Today Yahoo is closing AltaVista, the best search engine before Google. The news caught me by surprise, AltaVista still existed? A number of commentators attribute bad management for AltaVista losing its dominance to Google. But it was an algorithm that killed the search engine.
AltaVista made its claim to fame in the mid-90's by indexing a large number of web pages. AltaVista did very well for obscure search terms like "fortnow" but didn't do so well for more common searches. I used to run a test on search engines by looking for "Holiday Inn", a popular hotel chain in the US. When you search AltaVista for Holiday Inn, the first thing listed was a Holiday Inn in Buffalo, New York. The Holiday Inn home page was nowhere to be found on the search results.

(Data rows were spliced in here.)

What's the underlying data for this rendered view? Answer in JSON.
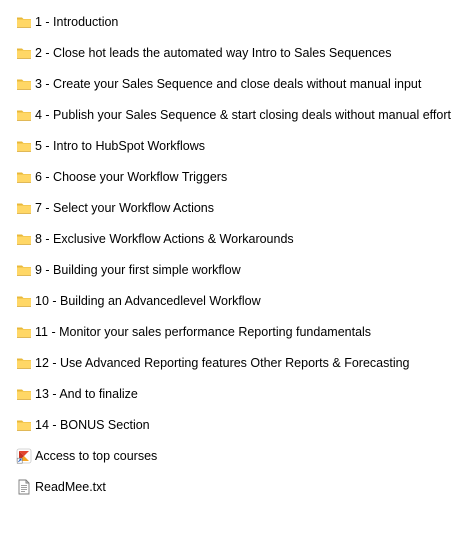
{
  "colors": {
    "folder_body": "#FFD766",
    "folder_tab": "#E8B83A",
    "folder_edge": "#D9A62E",
    "shortcut_red": "#E2452F",
    "shortcut_orange": "#F6A623",
    "doc_outline": "#7A7A7A"
  },
  "items": [
    {
      "label": "1 - Introduction",
      "icon": "folder-icon"
    },
    {
      "label": "2 - Close hot leads the automated way Intro to Sales Sequences",
      "icon": "folder-icon"
    },
    {
      "label": "3 - Create your Sales Sequence and close deals without manual input",
      "icon": "folder-icon"
    },
    {
      "label": "4 - Publish your Sales Sequence & start closing deals without manual effort",
      "icon": "folder-icon"
    },
    {
      "label": "5 - Intro to HubSpot Workflows",
      "icon": "folder-icon"
    },
    {
      "label": "6 - Choose your Workflow Triggers",
      "icon": "folder-icon"
    },
    {
      "label": "7 - Select your Workflow Actions",
      "icon": "folder-icon"
    },
    {
      "label": "8 - Exclusive Workflow Actions & Workarounds",
      "icon": "folder-icon"
    },
    {
      "label": "9 - Building your first simple workflow",
      "icon": "folder-icon"
    },
    {
      "label": "10 - Building an Advancedlevel Workflow",
      "icon": "folder-icon"
    },
    {
      "label": "11 - Monitor your sales performance Reporting fundamentals",
      "icon": "folder-icon"
    },
    {
      "label": "12 - Use Advanced Reporting features Other Reports & Forecasting",
      "icon": "folder-icon"
    },
    {
      "label": "13 - And to finalize",
      "icon": "folder-icon"
    },
    {
      "label": "14 - BONUS Section",
      "icon": "folder-icon"
    },
    {
      "label": "Access to top courses",
      "icon": "internet-shortcut-icon"
    },
    {
      "label": "ReadMee.txt",
      "icon": "text-document-icon"
    }
  ]
}
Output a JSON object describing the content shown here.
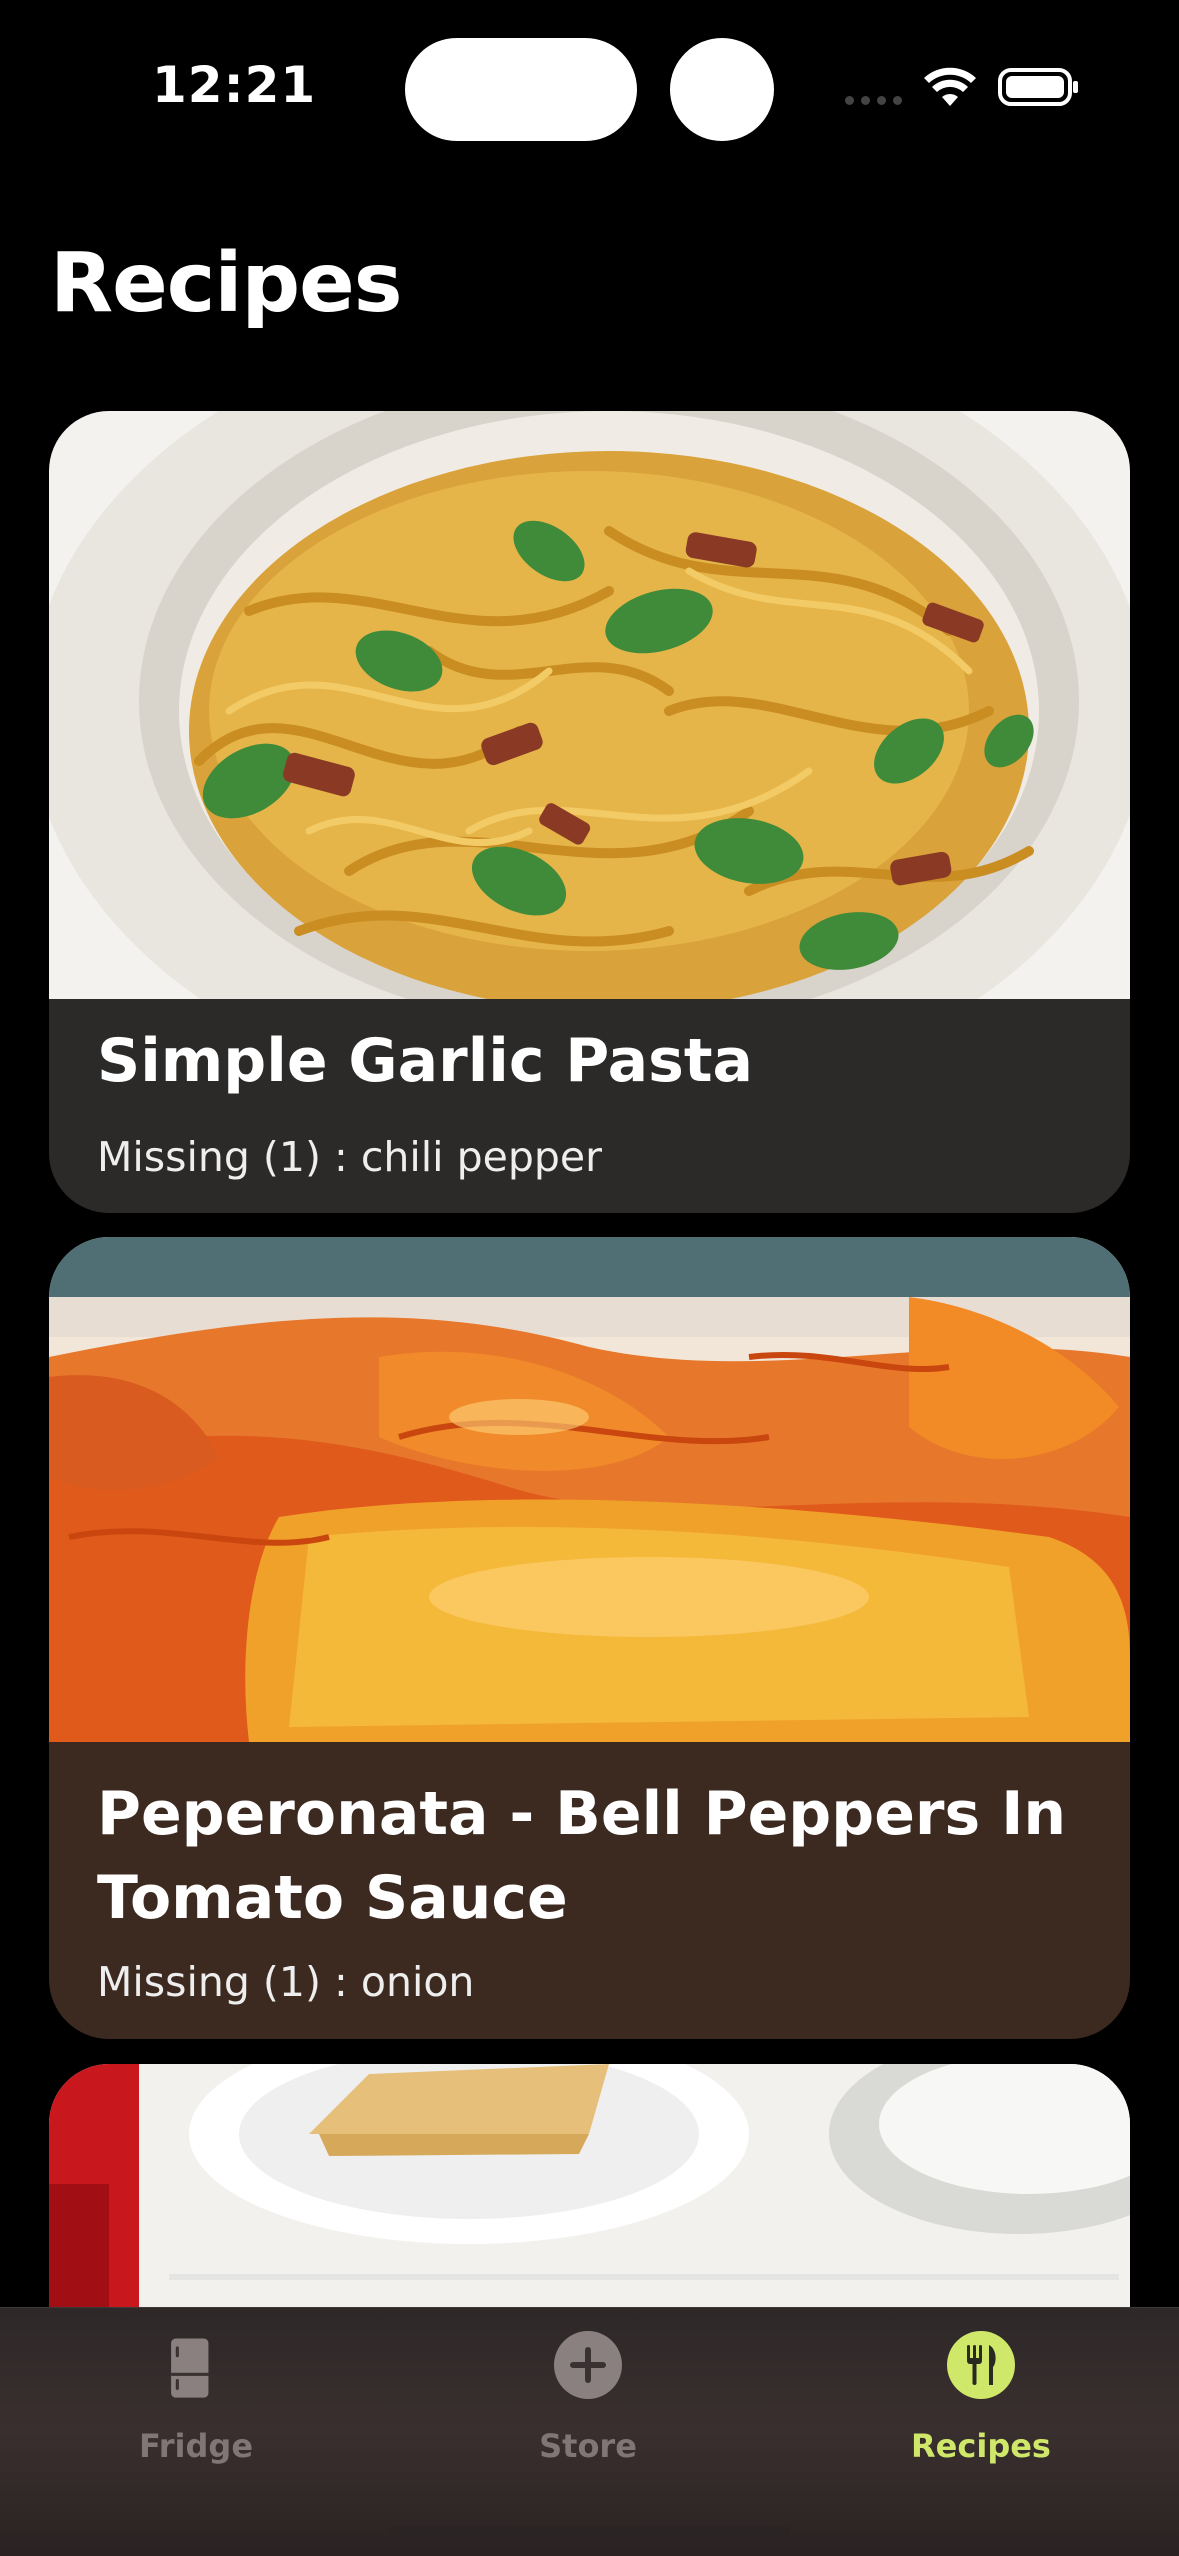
{
  "status_bar": {
    "time": "12:21"
  },
  "header": {
    "title": "Recipes"
  },
  "recipes": [
    {
      "title": "Simple Garlic Pasta",
      "missing": "Missing (1) : chili pepper"
    },
    {
      "title": "Peperonata - Bell Peppers In Tomato Sauce",
      "missing": "Missing (1) : onion"
    }
  ],
  "tab_bar": {
    "items": [
      {
        "label": "Fridge",
        "icon": "fridge-icon",
        "active": false
      },
      {
        "label": "Store",
        "icon": "plus-circle-icon",
        "active": false
      },
      {
        "label": "Recipes",
        "icon": "fork-knife-icon",
        "active": true
      }
    ]
  },
  "colors": {
    "background": "#000000",
    "active_tab": "#cfe86a",
    "inactive_tab": "#807676",
    "card_info_1": "#2b2a28",
    "card_info_2": "#3c2a20"
  }
}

For searches like Holiday Inn, one had to use Yahoo, which back then was not a search engine but a directory tree of web sites. We needed our own directories as well. Ian Parberry maintained the TCS Virtual Rolodex, a list of home pages of theoretical computer scientists, most of which had names common enough that AltaVista wouldn't find them.
A Stanford professor (I can't remember which one) came to give a talk at the University of Chicago around 1997 and he mentioned a research project at Stanford developing a new search engine known as Google. I tested Google with my Holiday Inn test and was in shock when the Holiday Inn home page showed up as the first time. Google passed every other test I could throw at it and I've rarely used any other search engine since. Google made AltaVista, the Yahoo directory and the TCS rolodex irrelevant. Google's PageRank algorithm simply took search to a new level, like the way that Steve Jobs didn't create the first smart phone but completely changed the game with the iPhone. AltaVista managed to survive for another 15+ years but never recovered market share.
The AltaVista story leads to a lesson we still tackle today. Collecting and storing big data is a huge technical challenge but data by itself is of limited value without the algorithms to find the important parts among the muck.